The Cenci: A Tragedy in Five Acts, written by Percy Bysshe Shelley, is a dark and powerful play belonging to the genre of tragic drama. The story is based on the true events surrounding the noble Cenci family of late 16th-century Rome.

The plot centers on the ruthless Count Francesco Cenci, who commits heinous acts of cruelty, including the abuse of his daughter, Beatrice. Finally pushed to her breaking point, Beatrice conspires with her stepmother and brothers to murder her father.

Shelley, a prominent Romantic poet, wrote this play in 1819 during a stay in Italy. The Cenci reflects his interest in exploring themes of power, moral perversion, corruption, and rebellion against tyranny, which were prevalent in his other writings. The play was first published in 1819, but due to its controversial content, it did not go on stage until many years later.

Plot Summary

Count Francesco Cenci is cruel, tyrannical, stingy, and abusive toward his wife and children. He is deeply in debt and unwilling to provide for his family. He sends his two sons to Salamanca to die because they dare to question his management of the household.
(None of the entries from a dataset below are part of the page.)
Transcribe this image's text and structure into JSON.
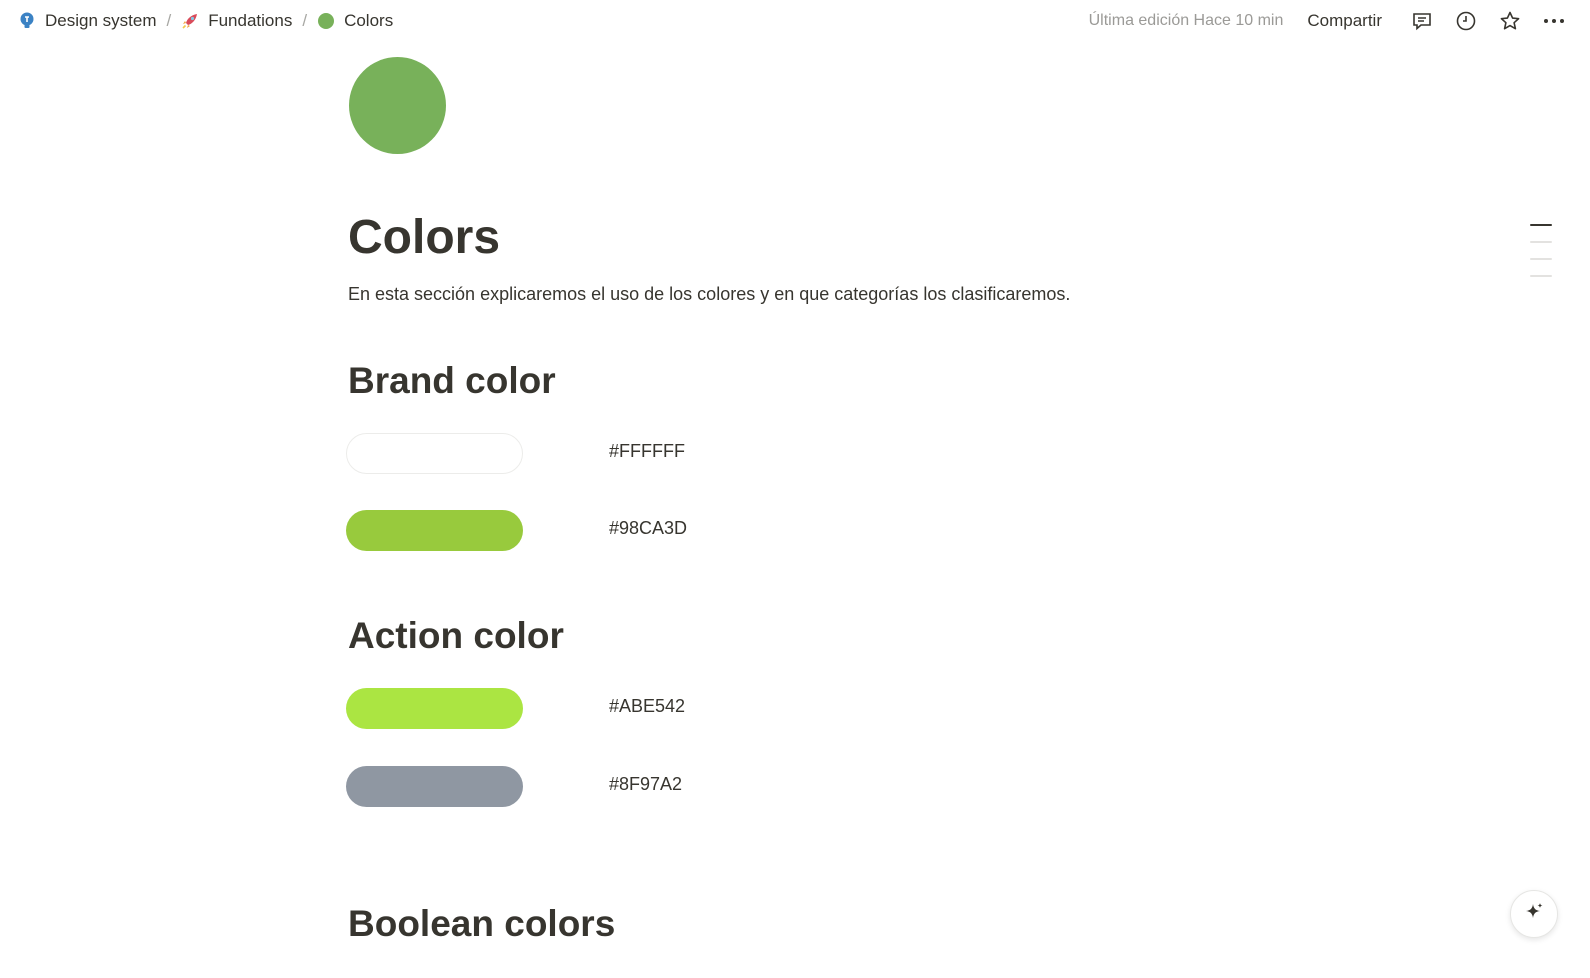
{
  "breadcrumb": {
    "items": [
      {
        "label": "Design system",
        "icon": "lightbulb-icon"
      },
      {
        "label": "Fundations",
        "icon": "rocket-icon"
      },
      {
        "label": "Colors",
        "icon": "green-circle-icon"
      }
    ],
    "separator": "/"
  },
  "topbar": {
    "edited": "Última edición Hace 10 min",
    "share_label": "Compartir",
    "icons": [
      "comment-icon",
      "history-clock-icon",
      "favorite-star-icon",
      "more-icon"
    ]
  },
  "page": {
    "icon_color": "#78B15A",
    "title": "Colors",
    "description": "En esta sección explicaremos el uso de los colores y en que categorías los clasificaremos."
  },
  "sections": {
    "brand": {
      "heading": "Brand color",
      "swatches": [
        {
          "hex": "#FFFFFF",
          "color": "#FFFFFF"
        },
        {
          "hex": "#98CA3D",
          "color": "#98CA3D"
        }
      ]
    },
    "action": {
      "heading": "Action color",
      "swatches": [
        {
          "hex": "#ABE542",
          "color": "#ABE542"
        },
        {
          "hex": "#8F97A2",
          "color": "#8F97A2"
        }
      ]
    },
    "boolean": {
      "heading": "Boolean colors"
    }
  },
  "ai_button": {
    "icon": "sparkle-icon"
  }
}
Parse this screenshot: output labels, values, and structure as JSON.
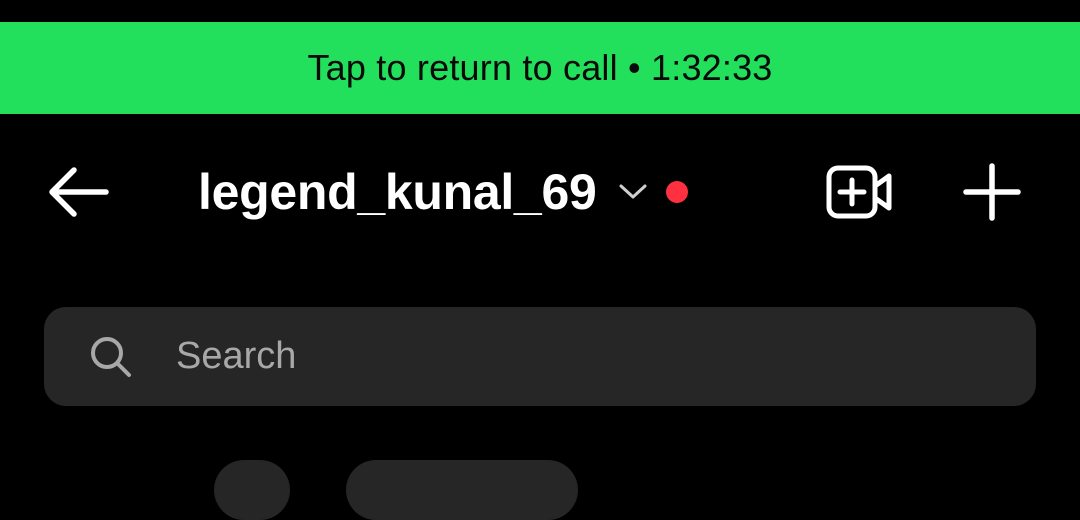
{
  "call_banner": {
    "text": "Tap to return to call • 1:32:33",
    "color": "#22e05c"
  },
  "header": {
    "username": "legend_kunal_69",
    "live_indicator_color": "#ff3040",
    "icons": {
      "back": "back-arrow-icon",
      "switcher": "chevron-down-icon",
      "video": "video-add-icon",
      "new": "plus-icon"
    }
  },
  "search": {
    "placeholder": "Search"
  }
}
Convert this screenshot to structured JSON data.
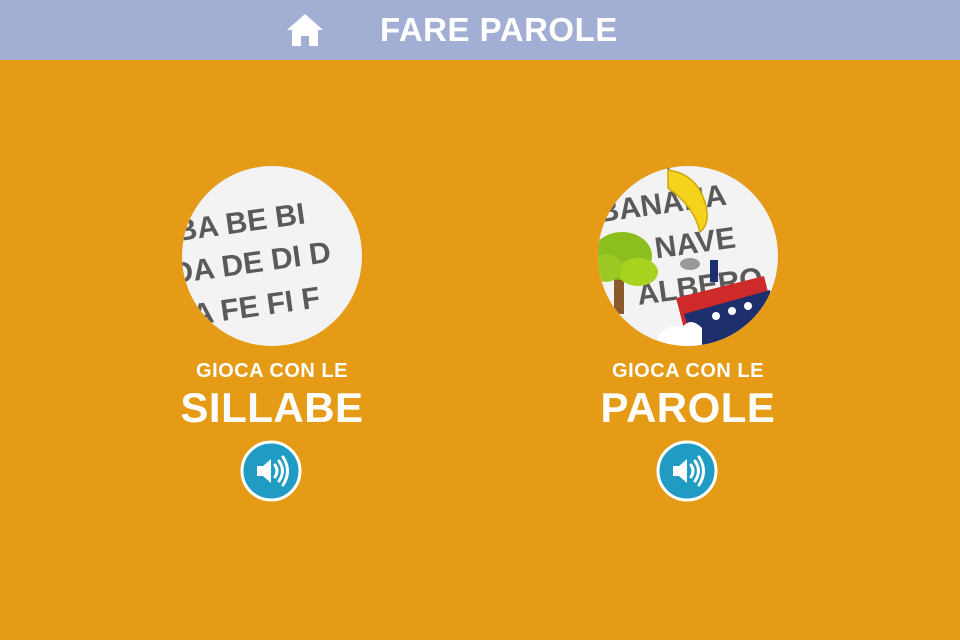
{
  "header": {
    "title": "FARE PAROLE",
    "home_icon": "home-icon",
    "background": "#a2aed4"
  },
  "background_color": "#e69b16",
  "cards": [
    {
      "kicker": "GIOCA CON LE",
      "title": "SILLABE",
      "thumbnail_text": [
        "BA BE BI",
        "DA DE DI D",
        "FA FE FI F"
      ],
      "audio_icon": "speaker-icon"
    },
    {
      "kicker": "GIOCA CON LE",
      "title": "PAROLE",
      "thumbnail_text": [
        "BANANA",
        "NAVE",
        "ALBERO"
      ],
      "audio_icon": "speaker-icon"
    }
  ],
  "colors": {
    "speaker_button": "#1f9bc4",
    "speaker_border": "#ffffff"
  }
}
He keeps his wife, Lucretia, and remaining children, Beatrice, Giacomo, and Bernardo, in isolation. Beatrice, a smart and beautiful young woman, has many suitors, but Francesco forbids her from marrying to avoid paying a dowry.

Francesco organizes a banquet and invites his family and friends. When the guests arrive, he reveals that the banquet is to celebrate terrific news. However, the real reason for the gathering is to celebrate the deaths of his two sons in Salamanca. The guests are shocked and uncomfortable.

Beatrice begs the guests to help her and her family escape their father's tyrannical and abusive control. Francesco claims she has gone insane from living in isolation and ends the celebration. After everyone leaves, he sexually assaults his daughter.

Beatrice has had enough and decides to take action to save herself and her family. Desperate but determined, she turns to her brothers, stepmother, and love interest, Orsino, for help. First, she asks Orsino, a priest, to deliver a petition she will sign to the Pope explaining her situation. Orsino initially agrees but ultimately decides against it, fearing the Pope will marry Beatrice to her best suitor if she is no longer controlled by her father.

Instead, he proposes a plan to murder the count. Beatrice and her brother Giacomo develop the logistics of the plan, while Orsino introduces two men, Olimpio and Marzio, who are willing to kill Francesco.

Lucretia, knowing about her husband's assault on Beatrice, decides to help. She tells them she put sleeping drugs in her husband's drink that evening, so Cenci is basically unconscious. Olimpio and Marzio hesitate at first, thinking of their own fathers and feeling sorry for killing a helpless older man. Beatrice, furious, threatens to grab a knife and do it herself if they do not hurry. The men then strangle Cenci in his sleep and throw his body over the balcony.

Suspicion around Count Cenci's death arises when the papal legate and guards investigate and notice strange wounds on Cenci's body, along with a lack of grief from family members. They conclude something is amiss and arrest the Cenci family, Olimpio, and Marzio, while Orsino escapes in disguise. The family denies involvement, and Marzio and Olimpio claim they are innocent, but everyone confesses under torture.

The defense argues that the family suffered abuse and that Beatrice was sexually assaulted. However, the judge asserts that murder remains a crime punishable by death. He sentences the family to execution, sparing Beatrice's younger brother Bernardo, who is innocent but forced to witness his family's demise.

Ultimately, Lucretia, Beatrice, and Giacomo accept their fate calmly, bravely facing death. The only comfort is knowing that Bernardo will have a better life, free from his father's abuse.